The rental allowance statute of June 10, 1922, unlike said expired emergency statute of 1918 as to commutation of quarters, contains no blanket provision for rental allowance of officers with dependents on duty "without the territorial jurisdiction of the United States," or other distinguishing language for the purpose between duty within and without the United States, and the right to the rental allowance must therefore be determined under a statute stripped of such a provision.

The duty of these Coblenz officers was clearly neither "sea duty, temporary duty away from permanent station, in hospital, on leave of absence or on sick leave," and for rental allowance purposes it need only be considered whether it is duty at a station Dr field duty. See section 6, act of June 10, 1922, 42 Stat., 628.

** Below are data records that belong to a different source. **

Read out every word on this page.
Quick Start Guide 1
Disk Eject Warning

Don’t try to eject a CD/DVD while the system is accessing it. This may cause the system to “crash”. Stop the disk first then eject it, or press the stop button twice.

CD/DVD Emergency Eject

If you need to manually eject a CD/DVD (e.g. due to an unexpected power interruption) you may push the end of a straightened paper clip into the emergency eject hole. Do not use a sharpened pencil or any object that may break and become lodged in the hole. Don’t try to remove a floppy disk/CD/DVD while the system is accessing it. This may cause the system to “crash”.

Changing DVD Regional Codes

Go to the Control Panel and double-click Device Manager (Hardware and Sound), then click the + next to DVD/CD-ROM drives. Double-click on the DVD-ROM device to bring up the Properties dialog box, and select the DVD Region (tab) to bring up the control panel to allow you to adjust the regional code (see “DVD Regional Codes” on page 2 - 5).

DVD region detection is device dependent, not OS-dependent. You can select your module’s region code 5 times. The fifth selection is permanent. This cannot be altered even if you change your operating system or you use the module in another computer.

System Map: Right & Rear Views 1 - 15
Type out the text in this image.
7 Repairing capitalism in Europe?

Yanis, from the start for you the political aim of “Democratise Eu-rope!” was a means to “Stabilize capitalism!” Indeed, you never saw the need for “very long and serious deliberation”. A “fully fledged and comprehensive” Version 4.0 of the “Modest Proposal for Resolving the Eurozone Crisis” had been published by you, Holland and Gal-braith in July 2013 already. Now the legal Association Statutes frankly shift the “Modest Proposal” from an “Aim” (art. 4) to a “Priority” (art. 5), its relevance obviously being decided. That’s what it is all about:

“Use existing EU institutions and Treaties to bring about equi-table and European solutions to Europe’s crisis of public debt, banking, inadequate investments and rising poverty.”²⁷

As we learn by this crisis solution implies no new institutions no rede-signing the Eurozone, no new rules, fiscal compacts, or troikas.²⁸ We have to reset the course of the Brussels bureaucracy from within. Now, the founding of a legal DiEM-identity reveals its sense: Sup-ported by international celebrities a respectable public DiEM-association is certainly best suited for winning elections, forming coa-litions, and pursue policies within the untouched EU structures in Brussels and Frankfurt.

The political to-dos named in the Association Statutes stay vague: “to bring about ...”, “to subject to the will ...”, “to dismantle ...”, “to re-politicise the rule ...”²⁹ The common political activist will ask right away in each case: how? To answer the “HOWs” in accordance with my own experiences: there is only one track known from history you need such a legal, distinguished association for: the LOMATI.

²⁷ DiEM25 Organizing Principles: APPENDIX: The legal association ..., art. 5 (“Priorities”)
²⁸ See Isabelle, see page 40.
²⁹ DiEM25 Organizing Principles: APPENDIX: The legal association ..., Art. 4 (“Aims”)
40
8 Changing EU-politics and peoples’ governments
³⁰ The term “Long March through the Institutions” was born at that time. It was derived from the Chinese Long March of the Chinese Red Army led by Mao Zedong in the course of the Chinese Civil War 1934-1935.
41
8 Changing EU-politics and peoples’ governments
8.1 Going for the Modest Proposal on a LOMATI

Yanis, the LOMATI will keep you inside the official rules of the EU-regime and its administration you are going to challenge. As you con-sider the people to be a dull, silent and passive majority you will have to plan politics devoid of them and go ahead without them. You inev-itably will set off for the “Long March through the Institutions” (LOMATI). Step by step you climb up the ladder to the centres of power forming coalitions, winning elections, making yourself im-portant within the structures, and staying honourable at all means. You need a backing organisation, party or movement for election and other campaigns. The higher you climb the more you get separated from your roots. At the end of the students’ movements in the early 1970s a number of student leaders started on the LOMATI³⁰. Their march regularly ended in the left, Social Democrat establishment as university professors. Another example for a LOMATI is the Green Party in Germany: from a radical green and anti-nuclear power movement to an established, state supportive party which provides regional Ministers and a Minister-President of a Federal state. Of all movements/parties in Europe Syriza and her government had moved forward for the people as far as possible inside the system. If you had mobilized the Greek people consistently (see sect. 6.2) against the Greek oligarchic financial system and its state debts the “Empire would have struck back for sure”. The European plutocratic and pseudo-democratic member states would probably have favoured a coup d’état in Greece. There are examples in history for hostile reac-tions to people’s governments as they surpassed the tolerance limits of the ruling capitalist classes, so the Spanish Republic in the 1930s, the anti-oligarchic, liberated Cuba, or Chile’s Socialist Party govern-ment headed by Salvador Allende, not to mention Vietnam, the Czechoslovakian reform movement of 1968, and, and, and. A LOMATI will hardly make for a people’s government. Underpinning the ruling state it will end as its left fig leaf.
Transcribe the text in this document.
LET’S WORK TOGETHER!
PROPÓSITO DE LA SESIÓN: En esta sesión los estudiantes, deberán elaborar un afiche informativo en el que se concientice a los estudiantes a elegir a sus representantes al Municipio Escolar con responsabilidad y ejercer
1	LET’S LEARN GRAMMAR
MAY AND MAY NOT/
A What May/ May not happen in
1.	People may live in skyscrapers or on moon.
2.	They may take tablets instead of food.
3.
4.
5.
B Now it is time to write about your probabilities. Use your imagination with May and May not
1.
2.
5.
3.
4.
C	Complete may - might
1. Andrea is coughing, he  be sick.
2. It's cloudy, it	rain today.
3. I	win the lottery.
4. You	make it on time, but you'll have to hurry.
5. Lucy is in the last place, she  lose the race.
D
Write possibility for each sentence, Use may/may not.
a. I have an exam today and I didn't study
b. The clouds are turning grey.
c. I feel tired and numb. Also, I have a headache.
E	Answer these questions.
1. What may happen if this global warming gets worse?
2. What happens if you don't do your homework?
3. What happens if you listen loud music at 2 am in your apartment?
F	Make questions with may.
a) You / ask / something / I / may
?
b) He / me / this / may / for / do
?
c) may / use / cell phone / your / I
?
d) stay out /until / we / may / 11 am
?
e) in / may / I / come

Stations are equally stations for military purposes, whether located within the United States or outside of the United States, and Coblenz was a station. Not only was it a station-it was a military headquarters' station-and within its station radius there was for occupation purposes a fortress. In the United States neither peace-time duty at an ordinary station, at a military headquarters' station, nor at a post or fortress station, would be "field duty" for rental purposes. As the rental statute carries no distinction with respect to stations for rental purposes between those within and without the United States, it is concluded that the duty of these officers for this period at Coblenz may not be regarded otherwise than as duty at a station for rental purposes.

The hotel rooms furnished to them by the United States through the German Government for their use as quarters were public quarters for the purpose of the rental statute. See in this connection 3 Asst. Comp. for France, 30.